Harga Batu Bara Kembali Naik Tipis

Harga Batu Bara Naik Tipis
Harga Batu Bara Kembali Naik Tipis

Tren positif kenaikan harga singgah di pasar perdagangan batu bara.

Harga batu bara mulai mandaki setelah cukup lama terkoreksi turun dalam 9 hari perdagangan berturut-turut.

Terhitung pada periode 15-29 Juli 2020, harga batu bara telah anjlok 6,7%. 

Pada sesi perdaganagan Rabu (29/7/2020) harga batu bara Newcastle untuk kontrak menorehkan penguatan 0,58% ke level US$ 52 per ton. 

Harga batu bara masih mengalami resisten untuk mencapai level lebih tinggi dari US$ 56/ton. Di sisi lain harga terendah yang tercatat sejak akhir April 2020 berada di US$ 50,9/ton. 

Saat banyak negara yang mulai menerapkan pelonggaran lockdown, harga batu bara sempat rebound. Namun setelah itu, harga batu bara cenderung bergerak sideways dengan rentang US$ 52 – US$ 56 per ton.

Geliat aktivitas masyarakat yang membaik membuat adanya harapan pertumbuhan ekonomi akan berangsur pulih dan permintaan terhadap komoditas juga ikut terdongkrak.

Namun relaksasi lockdown, terus mencatatkan pertumbuhan jumlah kasus Covid-19 baru. 

Potensi terjadinya gelombang kedua wabah membuat prospek dan pemulihan ekonomi masih belum menunjukkan sinyal hijau.

Sehingga batu bara sebagai komoditas yang banyak digunakan untuk sektor industri terutama sebagai bahan bakar pembangkit listrik, pembuatan baja hingga industri pupuk belum dapat bergerak dengan cepat.

Dengan kapasitas produksi yang masih rendah dan sektor bisnis yang cenderung menahan diri dari ekspansi membuat kebutuhan batu bara masih rendah.

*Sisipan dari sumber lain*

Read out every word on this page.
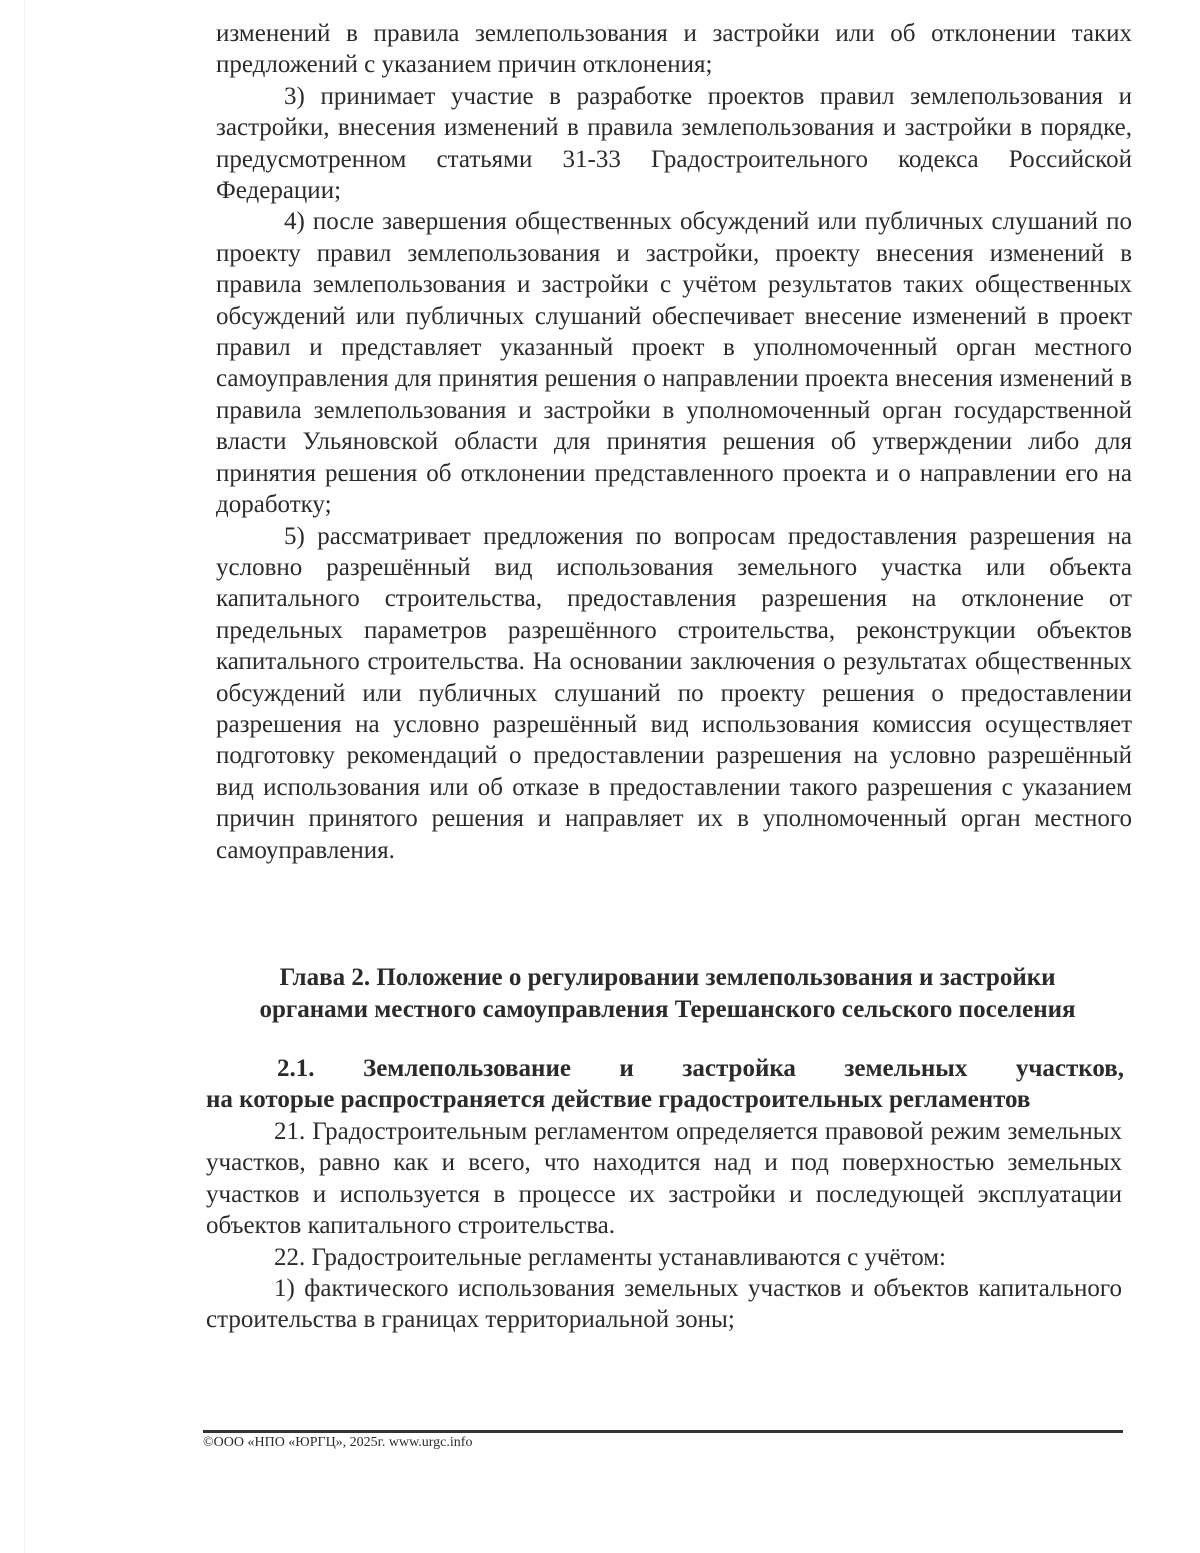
изменений в правила землепользования и застройки или об отклонении таких предложений с указанием причин отклонения;

3) принимает участие в разработке проектов правил землепользования и застройки, внесения изменений в правила землепользования и застройки в порядке, предусмотренном статьями 31-33 Градостроительного кодекса Российской Федерации;

4) после завершения общественных обсуждений или публичных слушаний по проекту правил землепользования и застройки, проекту внесения изменений в правила землепользования и застройки с учётом результатов таких общественных обсуждений или публичных слушаний обеспечивает внесение изменений в проект правил и представляет указанный проект в уполномоченный орган местного самоуправления для принятия решения о направлении проекта внесения изменений в правила землепользования и застройки в уполномоченный орган государственной власти Ульяновской области для принятия решения об утверждении либо для принятия решения об отклонении представленного проекта и о направлении его на доработку;

5) рассматривает предложения по вопросам предоставления разрешения на условно разрешённый вид использования земельного участка или объекта капитального строительства, предоставления разрешения на отклонение от предельных параметров разрешённого строительства, реконструкции объектов капитального строительства. На основании заключения о результатах общественных обсуждений или публичных слушаний по проекту решения о предоставлении разрешения на условно разрешённый вид использования комиссия осуществляет подготовку рекомендаций о предоставлении разрешения на условно разрешённый вид использования или об отказе в предоставлении такого разрешения с указанием причин принятого решения и направляет их в уполномоченный орган местного самоуправления.

Глава 2. Положение о регулировании землепользования и застройки
органами местного самоуправления Терешанского сельского поселения
2.1. Землепользование и застройка земельных участков,
на которые распространяется действие градостроительных регламентов

21. Градостроительным регламентом определяется правовой режим земельных участков, равно как и всего, что находится над и под поверхностью земельных участков и используется в процессе их застройки и последующей эксплуатации объектов капитального строительства.

22. Градостроительные регламенты устанавливаются с учётом:

1) фактического использования земельных участков и объектов капитального строительства в границах территориальной зоны;

©ООО «НПО «ЮРГЦ», 2025г. www.urgc.info
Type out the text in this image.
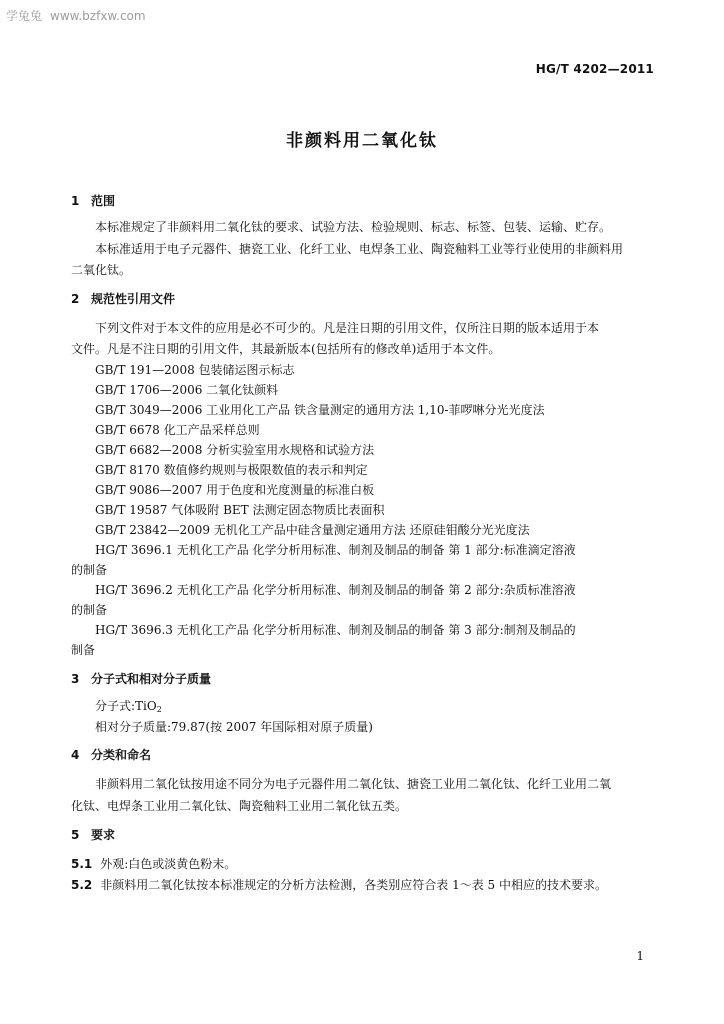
学兔兔 www.bzfxw.com
HG/T 4202—2011
非颜料用二氧化钛
1 范围
本标准规定了非颜料用二氧化钛的要求、试验方法、检验规则、标志、标签、包装、运输、贮存。
本标准适用于电子元器件、搪瓷工业、化纤工业、电焊条工业、陶瓷釉料工业等行业使用的非颜料用
二氧化钛。
2 规范性引用文件
下列文件对于本文件的应用是必不可少的。凡是注日期的引用文件，仅所注日期的版本适用于本
文件。凡是不注日期的引用文件，其最新版本(包括所有的修改单)适用于本文件。
GB/T 191—2008 包装储运图示标志
GB/T 1706—2006 二氧化钛颜料
GB/T 3049—2006 工业用化工产品 铁含量测定的通用方法 1,10-菲啰啉分光光度法
GB/T 6678 化工产品采样总则
GB/T 6682—2008 分析实验室用水规格和试验方法
GB/T 8170 数值修约规则与极限数值的表示和判定
GB/T 9086—2007 用于色度和光度测量的标准白板
GB/T 19587 气体吸附 BET 法测定固态物质比表面积
GB/T 23842—2009 无机化工产品中硅含量测定通用方法 还原硅钼酸分光光度法
HG/T 3696.1 无机化工产品 化学分析用标准、制剂及制品的制备 第 1 部分:标准滴定溶液
的制备
HG/T 3696.2 无机化工产品 化学分析用标准、制剂及制品的制备 第 2 部分:杂质标准溶液
的制备
HG/T 3696.3 无机化工产品 化学分析用标准、制剂及制品的制备 第 3 部分:制剂及制品的
制备
3 分子式和相对分子质量
分子式:TiO$_2$
相对分子质量:79.87(按 2007 年国际相对原子质量)
4 分类和命名
非颜料用二氧化钛按用途不同分为电子元器件用二氧化钛、搪瓷工业用二氧化钛、化纤工业用二氧
化钛、电焊条工业用二氧化钛、陶瓷釉料工业用二氧化钛五类。
5 要求
5.1 外观:白色或淡黄色粉末。
5.2 非颜料用二氧化钛按本标准规定的分析方法检测，各类别应符合表 1～表 5 中相应的技术要求。
1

Kebijakan impor China yang tak menentu juga menjadi sentimen yang turut mempengaruhi pergerakan harga komoditas batu bara.

Baca Juga: Komitmen Dukung CSR

Sebelumnya China dikabarkan bakal mengetatkan kuota impornya pada paruh kedua tahun ini seiring dengan impor yang sudah jor-joran pada kuartal kedua dan guna mendongkrak industri domestik.